Bald eagles are America’s pride
Bald eagles (Haliaeetus leucocephalus) in our area are becoming more common, especially near rivers, lakes and wetlands where these large birds find their favorite diet of fish.
Bald eagles mate for life, building nests near the tops of large trees. In this area, nests are found to be nearly 100 feet above ground. The mated pair typically returns to the same nest each year, adding to the nest, which often reaches 10 feet across and can weigh 1,000 pounds. New nests may be started when the nests grow very large, sustaining storm damage or breaking the supporting tree branches.
Females weigh to about 14 pounds and an 8-foot wingspan. Male bald eagles are smaller, weighing to about 10 pounds, with a 6-foot wingspan. Up to about age 3 or 4, the young are dark brown. When bald eagles reach maturity, at about age 4 or 5, the characteristic white head, mane and tail feathers appear. Both sexes have the same coloring, including yellow beaks, eyes and feet. It is considered the largest true raptor in the U.S. (the California condor, a larger, raptor like bird, is considered a vulture). The bald eagle is also unique to North America. They vary in size, with southern birds being smaller than birds living farther north. The bald eagle's life span in the wild is about 15 to 25 years.
These birds are early breeders, laying eggs from around the end of February to mid-March, with eaglets hatching after 35 days. Clutches of one to three eggs are typical, with an over 50 percent survival rate for young eaglets through the first year. Good survival rates for young and the long adult life span have resulted in the bald eagle increasing in numbers from past decline. The largest sibling has the best survival rate. Although females mainly incubate the eggs, males also incubate to allow the female to take time away from the nest. Both parents share in feeding and guarding the young and hunting for food. The preferred diet for eagles is fish, but they will eat other prey or carrion. Flying speed for a bald eagle is roughly 40 mph; about 30 mph when carrying a captured fish. In dives, bald eagles can approach speeds of nearly 100 mph.

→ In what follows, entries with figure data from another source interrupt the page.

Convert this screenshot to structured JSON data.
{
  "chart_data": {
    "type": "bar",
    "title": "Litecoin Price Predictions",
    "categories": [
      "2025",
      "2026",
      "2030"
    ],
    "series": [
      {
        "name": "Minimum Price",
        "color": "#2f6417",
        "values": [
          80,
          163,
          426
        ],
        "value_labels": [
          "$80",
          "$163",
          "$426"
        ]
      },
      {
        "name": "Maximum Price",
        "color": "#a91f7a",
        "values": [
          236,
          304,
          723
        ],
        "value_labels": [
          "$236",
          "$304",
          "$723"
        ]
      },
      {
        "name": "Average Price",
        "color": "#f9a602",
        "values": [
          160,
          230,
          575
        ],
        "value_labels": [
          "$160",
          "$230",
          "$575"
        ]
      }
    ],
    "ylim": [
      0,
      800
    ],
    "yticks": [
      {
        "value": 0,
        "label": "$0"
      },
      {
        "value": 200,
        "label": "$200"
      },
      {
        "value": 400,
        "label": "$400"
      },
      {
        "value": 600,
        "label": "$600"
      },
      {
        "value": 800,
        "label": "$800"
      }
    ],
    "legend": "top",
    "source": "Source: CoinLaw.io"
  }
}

The bald eagle was adopted as our national symbol in 1782, when it is estimated that approximately 250,000 to 500,000 nesting bald eagles existed. Hunting was indiscriminate, as they were considered predators of chickens, lambs and other livestock. Recognizing that bald eagles were declining toward extinction, Congress in 1940 passed the Bald Eagle Protection Act to help assure preservation. However, at about the same time, in 1939, the potent insecticide DDT (dichloro-diphenyl-trichloroethane) was discovered, achieving widespread use by the late 1940s. In 1948, the inventor, chemist Paul Mueller, received the Nobel Peace Prize, as DDT was considered a great boon to mankind in reducing diseases caused by mosquitoes and crop damage by other insects.
Also in the late 1940s, limited indicators started to emerge about terrible effects of DDT on wildlife, especially predatory birds that feed on animals which have taken in DDT from water supplies. A persistent chemical in the environment, one effect of DDT in birds is thinning of the eggshells, reducing the survival of the embryos. Since DDT traveled into surface waters, those birds with diets of fish and aquatic animals were the hardest-hit.

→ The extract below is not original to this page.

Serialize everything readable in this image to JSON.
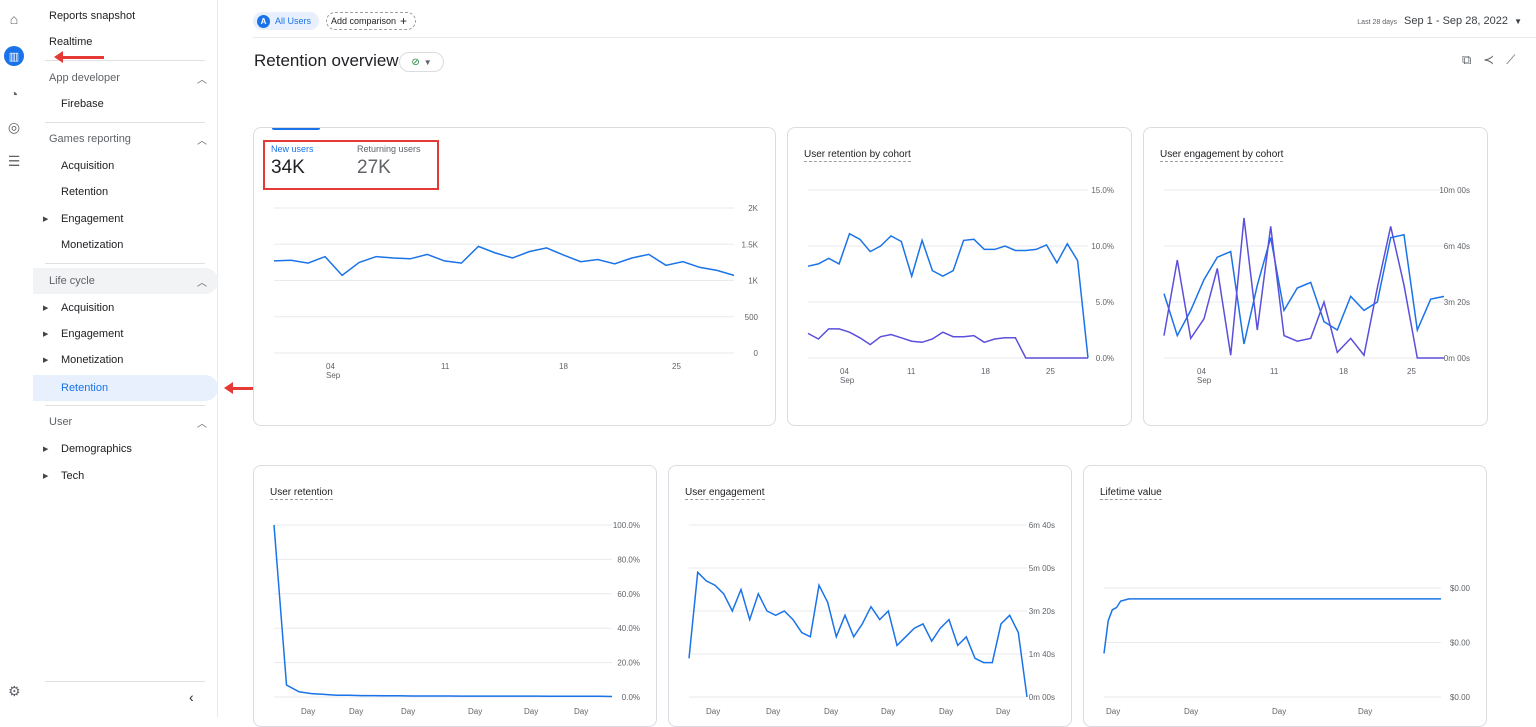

The U.S. Fish and Wildlife Service estimated in the early 1960s that less than 500 nesting pairs of bald eagles existed in the U.S. Rachel Carson's book "Silent Spring," published in 1962, galvanized public opinion toward correcting the decline of hard-hit native species. The first endangered species act passed in 1966, followed by listing of bald eagles as endangered in 1967. Recovery of the bald eagle population has been good, with the birds removed from the endangered and threatened wildlife listing in the lower 48 states in 2007. Current estimates are that over 100,000 bald eagles are now in existence.